Il 30 settembre che passerà alla storia per la decisione di Putin di annettersi le quattro regioni e di alzare l’asticella lanciando de facto la guerra all’Occidente si apre con la più plastica dimostrazione di quello che significa la guerra di Putin: una guerra contro la popolazione. Per terrorizzare il popolo di Zaporizhzhia l’esercito russo lancia alle 7.10 del mattino tre missili S 300 su un centro di incontro per i profughi che vengono dalle zone occupate. In attesa ci sono una sessantina di auto e pulmini e 160 persone. Nessun obiettivo militare, solo gente comune. Famiglie, volontari. Povera gente che scappa dalla guerra. I missili li prendono in pieno. Ed è strage. "Abbiamo 30 morti, 29 dei quali civili, e 88 feriti – annuncia in serata Igor Klimenko, capo della polizia nazionale ucraina – tra i morti ci sono due bambini: una ragazza di 11 anni e un ragazzo di 14. Ferita anche una bambina di 3 anni. L’esercito russo sapeva che ci sono sempre molte persone qui. Soprattutto al mattino. E hanno mirato deliberatamente proprio qui. Questo è un omicidio di massa mirato". "La Russia è uno stato terrorista e i suoi soldati una feccia assetata di sangue" attacca il presidente Zelensky.

Ma per Putin questo attacco è irrilevante. Putin, nel suo discorso non nomina mai l’Ucraina, il suo obiettivo è l’Occidente. "L’Occidente – dice – vuole continuare a depredare il mondo e servirsi della rendita che deriva dalla sua egemonia. Proprio nella cupidigia stanno le cause della guerra ibrida che l’Occidente sta conducendo contro la Russia". Sottolinea che quella in corso è anche una battaglia di valori. Tenta di dividere ("Gli anglosassoni chiedono sempre più sanzioni contro la Russia, e i politici europei accettano obbedienti") e minaccia l’olocausto: "Gli Usa sono l’unico Paese al mondo ad aver adoperato due volte l’arma nucleare. Creando, a proposito, un precedente".

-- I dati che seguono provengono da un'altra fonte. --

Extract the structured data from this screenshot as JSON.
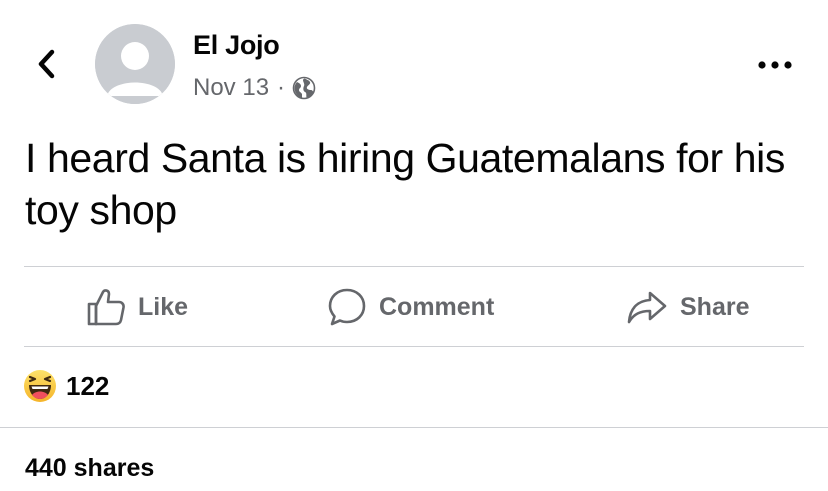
{
  "post": {
    "author": "El Jojo",
    "date": "Nov 13",
    "separator": "·",
    "text": "I heard Santa is hiring Guatemalans for his toy shop"
  },
  "actions": {
    "like": "Like",
    "comment": "Comment",
    "share": "Share"
  },
  "reactions": {
    "type": "haha",
    "count": "122"
  },
  "shares": "440 shares",
  "icons": {
    "back": "back-chevron-icon",
    "more": "more-options-icon",
    "privacy": "globe-icon",
    "like": "thumbs-up-icon",
    "comment": "comment-bubble-icon",
    "share": "share-arrow-icon",
    "reaction": "haha-emoji-icon"
  },
  "colors": {
    "text": "#050505",
    "secondary": "#65676b",
    "divider": "#ced0d4",
    "avatar_bg": "#c9ccd1",
    "emoji_yellow": "#f7c342"
  }
}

Lo Zar mette il suo arsenale sul tavolo. Perché, avverte "difenderemo la sicurezza del nostro popolo con tutti gli strumenti a nostra disposizione". Compresa l’atomica. Ma il mondo non gli crede. Da ieri Putin è sempre più solo e dannato a cercare un trionfo impossibile da ottenere. "La vittoria sarà nostra" grida dal palco del concerto sulla Piazza Rossa. Ci crede solo lui.